Still, with Libya not sufficiently able (or willing) to head off African refugees trying to make their way to Europe, the EU is also eager to find other partners for patrol duty in the neighborhood. Enter Egypt, where despite internal economic and security issues, a powerful military stands ready to police the waters of Mediterranean for pay. After a disaster in October 2016 that resulted in the drowning of 200 of its own nationals, Cairo passed legislation to combat migration with tough sentencing penalties for boat operators and immigrant smugglers.
“If we are able to find a solution for Libya we will establish more stability in the region and the Mediterranean and this will reflect on Europe’s security,” Sisi said in a joint press conference with Merkel during her visit to Cairo. The president said that Egypt was looking at options to help deal with refugees before they end up as victims in the Mediterranean. The country has pledged to keep more from setting off to the north by sea. And Egypt’s acquisition of ships and a surveillance satellite will help it do so. It will also help address terrorism, as the southern Mediterranean is exposed to ISIS. In 2014, the group hijacked an Egyptian missile ship in the Mediterranean naval base of Damietta.
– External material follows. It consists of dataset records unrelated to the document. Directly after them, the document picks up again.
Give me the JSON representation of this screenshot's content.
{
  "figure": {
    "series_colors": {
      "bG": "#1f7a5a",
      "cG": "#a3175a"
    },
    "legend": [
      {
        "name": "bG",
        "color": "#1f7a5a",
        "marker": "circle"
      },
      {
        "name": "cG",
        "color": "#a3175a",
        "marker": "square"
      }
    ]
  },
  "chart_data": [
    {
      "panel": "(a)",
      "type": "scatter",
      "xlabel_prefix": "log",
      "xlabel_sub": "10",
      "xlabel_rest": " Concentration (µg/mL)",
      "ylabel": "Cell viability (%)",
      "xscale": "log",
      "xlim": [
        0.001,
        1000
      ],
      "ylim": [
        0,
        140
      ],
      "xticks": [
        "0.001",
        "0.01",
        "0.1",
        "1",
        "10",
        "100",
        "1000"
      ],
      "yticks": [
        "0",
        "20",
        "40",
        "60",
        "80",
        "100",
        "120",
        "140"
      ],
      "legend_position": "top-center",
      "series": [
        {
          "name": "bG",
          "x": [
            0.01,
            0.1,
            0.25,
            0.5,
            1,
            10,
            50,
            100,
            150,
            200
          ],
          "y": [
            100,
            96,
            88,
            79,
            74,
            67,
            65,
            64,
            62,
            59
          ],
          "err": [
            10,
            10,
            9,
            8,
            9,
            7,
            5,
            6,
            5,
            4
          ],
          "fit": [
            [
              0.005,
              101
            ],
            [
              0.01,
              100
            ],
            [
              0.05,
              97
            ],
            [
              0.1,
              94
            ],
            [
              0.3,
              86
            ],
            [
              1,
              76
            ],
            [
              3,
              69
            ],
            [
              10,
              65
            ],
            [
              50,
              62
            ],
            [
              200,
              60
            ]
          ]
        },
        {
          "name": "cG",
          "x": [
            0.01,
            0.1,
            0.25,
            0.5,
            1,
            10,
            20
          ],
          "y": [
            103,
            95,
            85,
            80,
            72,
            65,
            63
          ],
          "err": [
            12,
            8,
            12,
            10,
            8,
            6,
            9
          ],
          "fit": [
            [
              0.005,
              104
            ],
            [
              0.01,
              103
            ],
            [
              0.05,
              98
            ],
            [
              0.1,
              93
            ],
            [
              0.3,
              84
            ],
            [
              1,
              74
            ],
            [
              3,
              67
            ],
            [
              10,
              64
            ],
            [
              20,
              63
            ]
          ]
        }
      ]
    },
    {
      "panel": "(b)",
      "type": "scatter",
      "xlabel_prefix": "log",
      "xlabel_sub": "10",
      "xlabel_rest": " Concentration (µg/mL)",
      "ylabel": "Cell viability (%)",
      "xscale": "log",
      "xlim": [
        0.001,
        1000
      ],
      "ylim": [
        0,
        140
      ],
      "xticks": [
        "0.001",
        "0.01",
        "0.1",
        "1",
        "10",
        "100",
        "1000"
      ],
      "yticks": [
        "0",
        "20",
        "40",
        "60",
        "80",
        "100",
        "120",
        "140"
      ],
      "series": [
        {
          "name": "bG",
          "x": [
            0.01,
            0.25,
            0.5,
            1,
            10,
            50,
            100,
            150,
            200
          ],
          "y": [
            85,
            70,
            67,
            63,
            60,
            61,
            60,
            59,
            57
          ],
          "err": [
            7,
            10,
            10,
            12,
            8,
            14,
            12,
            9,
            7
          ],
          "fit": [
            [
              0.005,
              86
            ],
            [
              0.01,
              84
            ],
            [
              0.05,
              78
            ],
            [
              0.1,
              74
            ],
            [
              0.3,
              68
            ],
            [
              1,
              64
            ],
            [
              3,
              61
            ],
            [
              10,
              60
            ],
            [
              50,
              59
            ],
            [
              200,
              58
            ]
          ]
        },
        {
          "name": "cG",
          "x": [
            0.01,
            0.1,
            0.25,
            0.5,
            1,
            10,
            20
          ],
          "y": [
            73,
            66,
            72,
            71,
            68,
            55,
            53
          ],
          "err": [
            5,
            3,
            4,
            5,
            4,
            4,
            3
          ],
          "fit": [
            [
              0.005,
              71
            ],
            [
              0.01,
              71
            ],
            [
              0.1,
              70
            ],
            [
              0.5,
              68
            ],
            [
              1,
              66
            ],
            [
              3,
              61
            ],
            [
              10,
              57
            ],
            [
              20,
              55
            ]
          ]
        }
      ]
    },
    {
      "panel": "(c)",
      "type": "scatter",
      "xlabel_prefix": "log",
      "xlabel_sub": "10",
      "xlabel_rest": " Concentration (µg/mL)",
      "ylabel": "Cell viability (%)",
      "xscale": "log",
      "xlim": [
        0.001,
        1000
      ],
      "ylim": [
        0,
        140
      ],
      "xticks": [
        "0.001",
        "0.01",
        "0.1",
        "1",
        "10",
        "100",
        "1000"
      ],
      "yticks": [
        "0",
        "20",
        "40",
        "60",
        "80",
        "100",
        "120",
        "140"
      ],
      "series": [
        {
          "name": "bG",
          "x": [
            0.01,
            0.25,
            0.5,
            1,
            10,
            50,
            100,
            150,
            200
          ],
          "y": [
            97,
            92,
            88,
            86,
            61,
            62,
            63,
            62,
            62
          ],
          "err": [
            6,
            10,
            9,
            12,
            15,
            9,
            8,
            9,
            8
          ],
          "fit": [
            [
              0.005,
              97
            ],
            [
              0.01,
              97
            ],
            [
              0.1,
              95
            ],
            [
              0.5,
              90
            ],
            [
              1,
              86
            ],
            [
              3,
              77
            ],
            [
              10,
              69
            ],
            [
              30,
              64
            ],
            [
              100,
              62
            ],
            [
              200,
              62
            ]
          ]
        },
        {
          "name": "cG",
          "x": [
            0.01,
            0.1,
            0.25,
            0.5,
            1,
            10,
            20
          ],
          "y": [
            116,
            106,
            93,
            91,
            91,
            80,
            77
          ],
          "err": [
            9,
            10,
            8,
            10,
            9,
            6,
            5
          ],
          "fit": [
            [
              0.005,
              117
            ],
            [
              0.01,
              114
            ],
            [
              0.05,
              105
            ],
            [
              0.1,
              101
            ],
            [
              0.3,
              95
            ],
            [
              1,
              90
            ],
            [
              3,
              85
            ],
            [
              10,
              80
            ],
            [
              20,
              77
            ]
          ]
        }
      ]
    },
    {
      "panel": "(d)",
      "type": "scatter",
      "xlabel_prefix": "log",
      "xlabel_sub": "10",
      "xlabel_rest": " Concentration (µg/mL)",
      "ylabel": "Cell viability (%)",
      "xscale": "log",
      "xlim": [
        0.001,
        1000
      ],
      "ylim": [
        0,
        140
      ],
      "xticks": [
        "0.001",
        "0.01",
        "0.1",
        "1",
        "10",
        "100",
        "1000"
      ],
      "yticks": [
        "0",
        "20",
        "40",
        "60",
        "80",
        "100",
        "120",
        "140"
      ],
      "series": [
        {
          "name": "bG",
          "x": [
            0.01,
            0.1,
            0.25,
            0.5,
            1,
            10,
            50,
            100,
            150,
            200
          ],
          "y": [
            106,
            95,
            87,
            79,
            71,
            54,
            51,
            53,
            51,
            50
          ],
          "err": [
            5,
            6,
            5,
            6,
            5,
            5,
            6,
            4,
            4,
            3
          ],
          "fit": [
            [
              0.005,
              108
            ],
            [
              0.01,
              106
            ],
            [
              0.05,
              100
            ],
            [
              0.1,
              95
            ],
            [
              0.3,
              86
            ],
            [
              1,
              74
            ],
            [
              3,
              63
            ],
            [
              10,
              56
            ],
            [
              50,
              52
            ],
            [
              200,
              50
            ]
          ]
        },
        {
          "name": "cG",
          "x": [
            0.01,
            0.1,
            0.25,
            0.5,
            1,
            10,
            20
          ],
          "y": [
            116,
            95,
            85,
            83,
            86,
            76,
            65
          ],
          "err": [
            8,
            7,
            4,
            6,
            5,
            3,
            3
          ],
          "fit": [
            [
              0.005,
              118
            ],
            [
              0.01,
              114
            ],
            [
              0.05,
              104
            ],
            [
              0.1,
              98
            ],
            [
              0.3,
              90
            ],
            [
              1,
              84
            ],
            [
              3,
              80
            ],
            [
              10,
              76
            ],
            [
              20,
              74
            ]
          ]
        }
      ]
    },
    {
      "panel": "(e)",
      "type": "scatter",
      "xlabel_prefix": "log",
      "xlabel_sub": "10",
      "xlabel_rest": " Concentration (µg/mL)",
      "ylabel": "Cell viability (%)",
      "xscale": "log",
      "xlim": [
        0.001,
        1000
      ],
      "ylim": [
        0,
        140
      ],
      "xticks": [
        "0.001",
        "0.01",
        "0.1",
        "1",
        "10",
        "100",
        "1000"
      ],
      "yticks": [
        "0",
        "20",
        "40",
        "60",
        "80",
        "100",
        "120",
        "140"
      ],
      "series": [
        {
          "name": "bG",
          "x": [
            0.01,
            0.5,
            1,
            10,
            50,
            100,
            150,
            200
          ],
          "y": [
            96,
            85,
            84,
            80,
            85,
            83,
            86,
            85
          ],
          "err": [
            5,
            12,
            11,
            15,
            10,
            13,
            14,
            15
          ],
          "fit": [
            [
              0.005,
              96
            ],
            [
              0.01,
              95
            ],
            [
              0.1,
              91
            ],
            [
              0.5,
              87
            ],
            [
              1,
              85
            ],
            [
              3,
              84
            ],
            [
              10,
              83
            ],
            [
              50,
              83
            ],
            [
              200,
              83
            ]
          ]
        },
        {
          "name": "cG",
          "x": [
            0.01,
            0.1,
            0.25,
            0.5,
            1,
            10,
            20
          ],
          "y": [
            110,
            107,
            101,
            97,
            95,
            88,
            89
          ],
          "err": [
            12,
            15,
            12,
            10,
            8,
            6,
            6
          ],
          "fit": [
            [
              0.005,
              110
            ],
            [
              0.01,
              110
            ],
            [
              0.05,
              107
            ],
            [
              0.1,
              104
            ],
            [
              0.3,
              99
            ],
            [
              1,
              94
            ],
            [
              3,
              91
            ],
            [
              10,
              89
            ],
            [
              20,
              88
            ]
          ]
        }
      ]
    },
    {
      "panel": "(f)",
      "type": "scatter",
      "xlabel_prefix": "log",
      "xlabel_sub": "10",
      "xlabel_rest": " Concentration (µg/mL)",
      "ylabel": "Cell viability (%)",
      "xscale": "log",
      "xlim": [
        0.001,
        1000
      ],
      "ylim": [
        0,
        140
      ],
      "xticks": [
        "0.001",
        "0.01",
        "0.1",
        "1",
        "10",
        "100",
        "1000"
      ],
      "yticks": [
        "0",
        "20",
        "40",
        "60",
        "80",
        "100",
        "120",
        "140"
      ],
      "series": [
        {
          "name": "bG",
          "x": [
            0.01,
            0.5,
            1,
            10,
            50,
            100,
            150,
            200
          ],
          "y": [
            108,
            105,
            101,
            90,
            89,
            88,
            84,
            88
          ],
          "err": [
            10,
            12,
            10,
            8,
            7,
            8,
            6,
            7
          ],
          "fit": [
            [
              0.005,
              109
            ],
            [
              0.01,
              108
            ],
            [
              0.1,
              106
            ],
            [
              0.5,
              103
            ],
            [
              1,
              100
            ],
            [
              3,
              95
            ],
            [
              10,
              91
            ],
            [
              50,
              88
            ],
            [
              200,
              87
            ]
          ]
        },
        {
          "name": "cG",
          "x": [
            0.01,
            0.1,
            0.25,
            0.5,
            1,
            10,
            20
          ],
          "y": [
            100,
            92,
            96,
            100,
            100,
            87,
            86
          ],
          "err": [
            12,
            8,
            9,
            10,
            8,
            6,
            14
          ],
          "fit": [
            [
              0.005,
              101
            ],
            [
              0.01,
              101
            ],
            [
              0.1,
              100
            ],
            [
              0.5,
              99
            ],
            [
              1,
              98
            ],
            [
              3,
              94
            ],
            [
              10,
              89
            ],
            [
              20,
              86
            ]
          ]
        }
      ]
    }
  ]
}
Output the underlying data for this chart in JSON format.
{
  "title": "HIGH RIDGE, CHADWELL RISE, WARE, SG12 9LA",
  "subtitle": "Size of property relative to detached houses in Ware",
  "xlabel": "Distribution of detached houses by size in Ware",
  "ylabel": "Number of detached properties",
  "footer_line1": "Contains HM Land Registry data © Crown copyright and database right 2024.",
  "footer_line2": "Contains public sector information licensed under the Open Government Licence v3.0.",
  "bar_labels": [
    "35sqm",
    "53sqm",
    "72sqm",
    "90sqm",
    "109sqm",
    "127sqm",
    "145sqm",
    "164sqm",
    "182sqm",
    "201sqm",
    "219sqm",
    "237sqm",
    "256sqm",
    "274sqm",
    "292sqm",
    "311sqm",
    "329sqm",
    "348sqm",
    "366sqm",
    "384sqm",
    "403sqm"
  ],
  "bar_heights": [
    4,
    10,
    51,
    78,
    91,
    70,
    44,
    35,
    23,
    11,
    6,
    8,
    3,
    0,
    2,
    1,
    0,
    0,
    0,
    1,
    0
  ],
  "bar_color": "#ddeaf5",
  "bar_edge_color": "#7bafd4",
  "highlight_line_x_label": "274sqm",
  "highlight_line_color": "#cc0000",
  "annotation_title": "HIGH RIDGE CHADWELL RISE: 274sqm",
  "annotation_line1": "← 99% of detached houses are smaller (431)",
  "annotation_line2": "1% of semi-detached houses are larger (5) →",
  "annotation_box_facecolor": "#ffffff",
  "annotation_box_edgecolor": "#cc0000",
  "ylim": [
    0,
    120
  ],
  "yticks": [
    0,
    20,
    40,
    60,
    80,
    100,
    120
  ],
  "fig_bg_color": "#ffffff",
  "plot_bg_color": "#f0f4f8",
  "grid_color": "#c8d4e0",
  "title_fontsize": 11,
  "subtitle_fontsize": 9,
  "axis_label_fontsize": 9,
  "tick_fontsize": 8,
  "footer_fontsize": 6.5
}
To be sure, such deals have their drawbacks. Egypt is already the leading arms importer globally among developing nations, and Sisi’s critics say that the weapons binge is more about intimidating the army’s domestic opponents than about refugees or terrorism. Maged Mandour of the Carnegie Endowment has written that the two Egyptian Mistral carriers could easily be used to control vital cities such as Alexandria, Port Said, and Suez—the first city to slip from the regime’s control in 2011—along the northern coast and the canal.
But Europeans are less concerned. “We are happy that our Egyptian counterparts agreed to ease restrictions on political foundations,” said Merkel at the joint press conference with Sisi, where she also hailed the imminent signing of an EU-Egypt association agreement aimed at framing and enshrining the Cairo’s relationship with European institutions. According to EU stats, the European Union contributes almost 75 percent of foreign direct investment in Egypt. The EU remains Egypt’s most important export market, accounting for 29.4 percent of Egyptian exports.
Turning Egypt into a major power supporting EU aims in the Mediterranean will require more EU investments in Egypt’s weakened economy and more deals to modernize and diversify Egypt’s arms sources. But doing so will also push Brussels to turn a blind eye to Cairo’s record of human rights violations and its crackdown on liberal and Islamist opposition.